La Espía Roja, la historia de la abuelita espía

0

Fue un 11 de septiembre de 1999 cuando Melita Noorwood, una adorable viejita de 87 años de edad que gustaba de cuidar su jardín vio invadido su lugar por reporteros y un par de agentes que la detuvieron bajo el cargo de espionaje, la mujer que vivía en Bexleyheath (Londres) fue acusada de proporcionar a la Unión Soviética los secretos relativos al programa atómico británico. Así es como la historia de Norwood se ve retratada en la película La Espía Roja, aunque con algunos cambios en cuanto a fechas e incluso en el nombre de la protagonista.

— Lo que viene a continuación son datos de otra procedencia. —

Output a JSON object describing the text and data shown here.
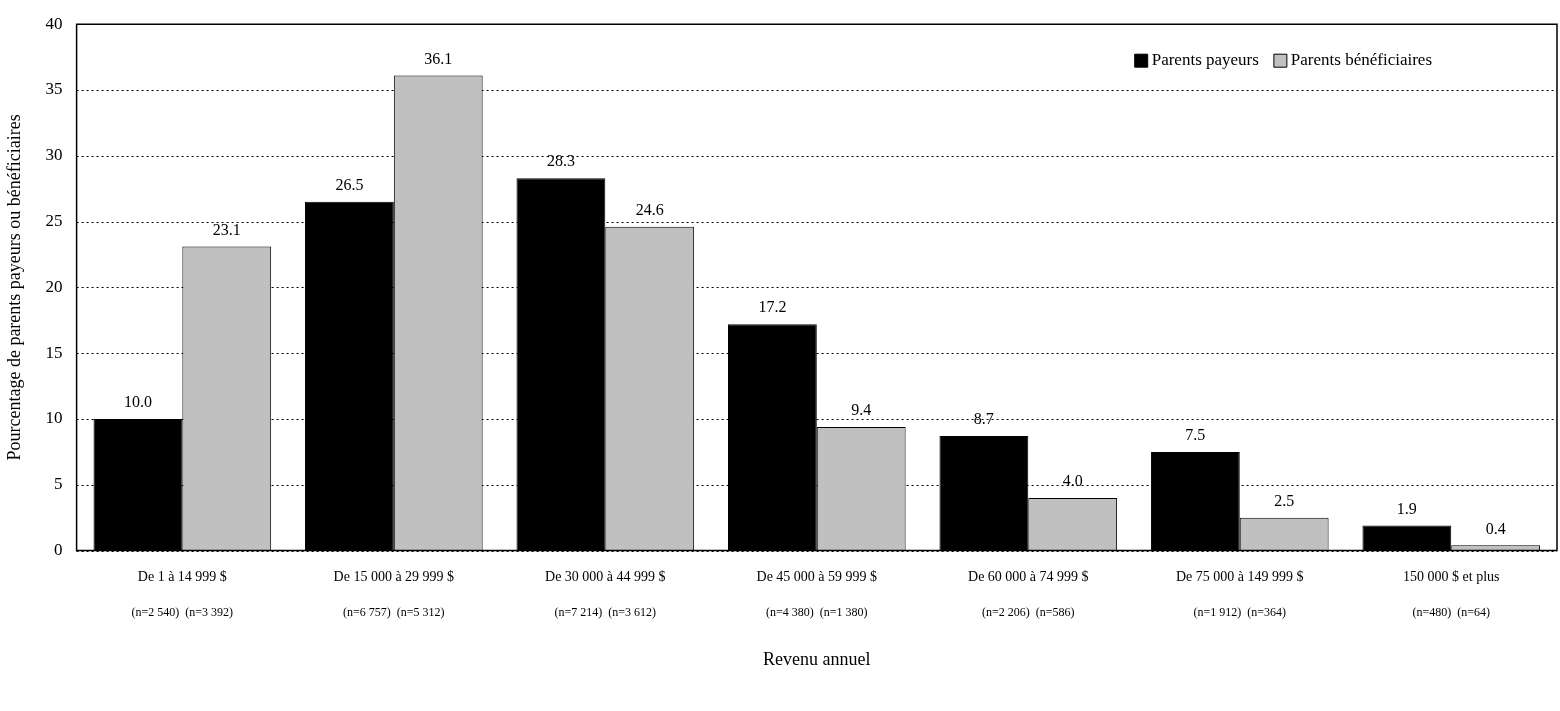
{
  "chart_data": {
    "type": "bar",
    "xlabel": "Revenu annuel",
    "ylabel": "Pourcentage de parents payeurs ou bénéficiaires",
    "categories": [
      "De 1 à 14 999 $",
      "De 15 000 à 29 999 $",
      "De 30 000 à 44 999 $",
      "De 45 000 à 59 999 $",
      "De 60 000 à 74 999 $",
      "De 75 000 à 149 999 $",
      "150 000 $ et plus"
    ],
    "series": [
      {
        "name": "Parents payeurs",
        "color": "#000000",
        "values": [
          10.0,
          26.5,
          28.3,
          17.2,
          8.7,
          7.5,
          1.9
        ],
        "value_labels": [
          "10.0",
          "26.5",
          "28.3",
          "17.2",
          "8.7",
          "7.5",
          "1.9"
        ]
      },
      {
        "name": "Parents bénéficiaires",
        "color": "#c0c0c0",
        "values": [
          23.1,
          36.1,
          24.6,
          9.4,
          4.0,
          2.5,
          0.4
        ],
        "value_labels": [
          "23.1",
          "36.1",
          "24.6",
          "9.4",
          "4.0",
          "2.5",
          "0.4"
        ]
      }
    ],
    "annotations": [
      "(n=2 540)  (n=3 392)",
      "(n=6 757)  (n=5 312)",
      "(n=7 214)  (n=3 612)",
      "(n=4 380)  (n=1 380)",
      "(n=2 206)  (n=586)",
      "(n=1 912)  (n=364)",
      "(n=480)  (n=64)"
    ],
    "ylim": [
      0,
      40
    ],
    "yticks": [
      0,
      5,
      10,
      15,
      20,
      25,
      30,
      35,
      40
    ],
    "grid": "y",
    "legend": "top right"
  }
}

Joan Stanley (Judi Dench) ve interrumpida su paz una mañana del año 2000 cuando es detenida por agentes del MI5, acusada de proporcionar información a la Rusia comunista cuando se da a conocer uno de los mayores casos de espionaje del KGB y Joan es una de las sospechosas. Durante el interrogatorio en el cual se ve sometida, Joan vuelve a recordar el año 1938, cuando estudiaba Física en Cambridge y se enamoró de un joven comunista, Leo Galich (Tom Hughes), quien durante la Segunda Guerra Mundial, logró hacerla elegir entre traicionar a su país o salvar al mundo de una catástrofe nuclear.

Mientras trabajaba en una de las instalaciones de alto secreto dedicadas a la investigación nuclear durante la guerra, la joven Joan (Sophie Cookson) llega a la conclusión de que el mundo está al borde de una destrucción garantizada, así deberá elegir entra traicionar a su país o seguir callando aquellos secretos.

“La espía roja” es una película que se cuenta en dos tiempos, comienza en el presente cuando Joan es detenida ante la mirada de una de sus vecinas y continúa con saltos al pasado durante los años 30 cuando comienza a involucrarse con la KGB. Sin embargo, entre saltos la película llega a perder ritmo, dando la sensación que corta en aquellos momentos trascendentales, porque justo cuando la historia del pasado va revelando hechos importantes regresan al presente y muestran las consecuencias personales que le dejó a Joan el ocultar su pasado como espía a su familia.

Cabe destacar las actuaciones de Dench, quien a pesar de que su tiempo en pantalla es poco da una sensación de vulnerabilidad a su personaje con el que se puede sentir empatía. Aunque es Sophie Cookson la responsable de llevar el peso de la historia principal sobre sus hombros, logra una actuación bastante creíble a pesar de que la historia parecería centrarse más en su situación amorosa en lugar del dilema que enfrenta de traicionar a su país.

La película dirigida por Trevor Nunn se aleja mucho de ser una cinta de espías, en realidad pocas veces se siente que el personaje esté bajo un peligro real pues presta mayor atención al drama personal de Joan Stanley  tanto en su vida en los años 30 como la de inicios de los 2000.

“La espía roja” deja esa sensación de que tenía todos los elementos para llegar a ser una mejor película que se quedó solo en la contar los hechos superficiales de la historia de Melita Noorwood.